Delia wachte auf, sobald der plötzlich sehr lebhafte und muntere Gesang der Vögel im Urwald verriet, dass die Stunde des Sonnenaufgangs gekommen war. Aber vielleicht war es auch das Knurren ihres Magens, das sie geweckt hatte. Sie richtete sich auf, rieb sich die Augen.
    Das Feuerchen, das sie und Akitu die Nacht über gewärmt und vor wilden Tieren geschützt hatte, war niedergebrannt. Die Lichtung, auf der früher das Dorf der Iowanokas gestanden hatte, das jetzt dem Erdboden gleichgemacht worden war, füllte sich mit grauem Dämmerlicht.
    Und in dieser ungewissen Beleuchtung sah Delia drei Gestalten auftauchen, die, mit den Armen schlenkernd, sich hin und wieder bückend, quer über den weiten Platz schlenderten.
    In dieser Sekunde glaubte sie nichts anderes, als Indianer vor sich zu sehen — eine Squaw mit zwei Kindern, denn die mittlere der drei Gestalten war erheblich größer als die beiden anderen.
    Mit einem Ruck saß Delia aufrecht da. „Akitu!“ rief sie. „Wach auf! Die Frauen und Kinder sind noch da, ich hatte doch recht! Sie hatten sich nur versteckt! Sieh nur, da kommen welche!“
    Akitu, dessen Schlaf leicht wie der eines Waldtieres war, sprang mit einem Satz auf die Beine. Sein sonst immer so beherrschtes Gesicht verriet jetzt deutlich Freude.

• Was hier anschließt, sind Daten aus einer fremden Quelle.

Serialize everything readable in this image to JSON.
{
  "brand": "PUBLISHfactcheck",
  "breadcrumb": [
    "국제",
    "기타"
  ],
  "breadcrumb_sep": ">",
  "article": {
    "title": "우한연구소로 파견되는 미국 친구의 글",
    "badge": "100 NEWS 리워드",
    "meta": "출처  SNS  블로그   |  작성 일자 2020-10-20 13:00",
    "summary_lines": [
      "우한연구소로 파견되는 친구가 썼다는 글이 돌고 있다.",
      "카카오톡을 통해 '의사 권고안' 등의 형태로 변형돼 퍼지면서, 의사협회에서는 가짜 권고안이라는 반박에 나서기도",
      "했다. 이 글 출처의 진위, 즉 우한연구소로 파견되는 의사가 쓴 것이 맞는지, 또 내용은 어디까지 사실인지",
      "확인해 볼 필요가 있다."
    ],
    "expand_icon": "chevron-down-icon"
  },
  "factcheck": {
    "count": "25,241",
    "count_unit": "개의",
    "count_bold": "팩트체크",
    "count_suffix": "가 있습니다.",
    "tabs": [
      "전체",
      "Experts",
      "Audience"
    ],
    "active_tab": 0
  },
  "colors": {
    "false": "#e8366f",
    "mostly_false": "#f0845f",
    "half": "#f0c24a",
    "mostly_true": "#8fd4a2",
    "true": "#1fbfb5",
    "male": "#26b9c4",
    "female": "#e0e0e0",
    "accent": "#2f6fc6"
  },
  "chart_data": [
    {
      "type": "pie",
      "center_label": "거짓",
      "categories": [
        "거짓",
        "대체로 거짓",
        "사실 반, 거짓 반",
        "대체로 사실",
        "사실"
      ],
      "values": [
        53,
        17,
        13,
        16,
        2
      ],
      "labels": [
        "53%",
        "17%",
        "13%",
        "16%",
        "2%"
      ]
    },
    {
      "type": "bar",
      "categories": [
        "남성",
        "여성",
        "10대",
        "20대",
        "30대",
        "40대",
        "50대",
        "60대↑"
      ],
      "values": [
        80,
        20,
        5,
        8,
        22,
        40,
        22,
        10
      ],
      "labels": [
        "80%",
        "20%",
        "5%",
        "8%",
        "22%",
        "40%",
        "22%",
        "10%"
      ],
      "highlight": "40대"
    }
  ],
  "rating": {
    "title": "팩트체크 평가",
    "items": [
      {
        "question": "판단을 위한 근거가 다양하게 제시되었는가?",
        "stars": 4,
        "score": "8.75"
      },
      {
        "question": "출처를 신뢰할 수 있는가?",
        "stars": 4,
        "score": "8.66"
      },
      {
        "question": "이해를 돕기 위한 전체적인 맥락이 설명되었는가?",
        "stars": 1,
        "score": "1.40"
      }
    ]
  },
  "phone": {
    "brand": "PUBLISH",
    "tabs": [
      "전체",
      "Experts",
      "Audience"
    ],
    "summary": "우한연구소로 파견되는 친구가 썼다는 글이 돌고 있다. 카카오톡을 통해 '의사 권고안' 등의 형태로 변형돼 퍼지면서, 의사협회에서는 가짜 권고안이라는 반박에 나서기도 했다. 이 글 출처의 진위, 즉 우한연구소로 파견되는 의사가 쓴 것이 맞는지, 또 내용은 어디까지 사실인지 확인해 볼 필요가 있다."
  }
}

    Nur der Mops zog sich knurrend zurück. Delia sah auf ihn herab und bemerkte, dass sein graues Fellchen sich zu sträuben begann und er mit einem geradezu wilden Ausdruck seine weißen Zähnchen entblößte.
    „Aber was hast du denn, Professor?“ sagte sie auf Deutsch. „Das sind doch unsere Freunde, du kleiner Dummkopf!“
    Lachend lief sie auf die drei Gestalten zu, während Akitu trotz aller Freude seine indianische Würde zu wahren wusste und hoch aufgerichtet stehenblieb, wie es sich für einen Häuptlingssohn einer Squaw und ihren Kindern gegenüber geziemt. Doch dann blieb Delia das Lachen in der Kehle stecken. Sie hielt so plötzlich im Lauf inne, dass sie beinahe über ihre eigenen Füße gefallen wäre.
    Es war von Sekunde zu Sekunde heller geworden, und mit namenlosem Entsetzen erkannte sie, dass sie keine Indianer vor sich hatte, sondern — Bären. Eine riesige, hoch aufgerichtete Bärenmutter, die an jeder Seite von einem Bärenjungen begleitet wurde.
    Delia sah die funkelnden Augen, die riesigen Pranken, die unheimlich scharfen, blitzenden Zähne, und sekundenlang war sie einfach unfähig, zu einem Entschluss zu kommen. Wie gelähmt stand sie da.
    Erst Akitus scharfe, befehlende Stimme riss sie aus ihrer Erstarrung. „Zurück!“ rief er.
    Und Delia drehte sich auf dem Absatz um und wollte auf das Nachtlager zurasen.
    Aber gleichzeitig war auch Bewegung in die Bären gekommen. Voll Schrecken merkte Delia, dass sie ihr den Weg zu Akitu abschnitten. Es blieb ihr nichts anderes übrig, als ebenfalls die Richtung zu ändern. Sie raste auf einen anderen Teil des Waldrandes zu.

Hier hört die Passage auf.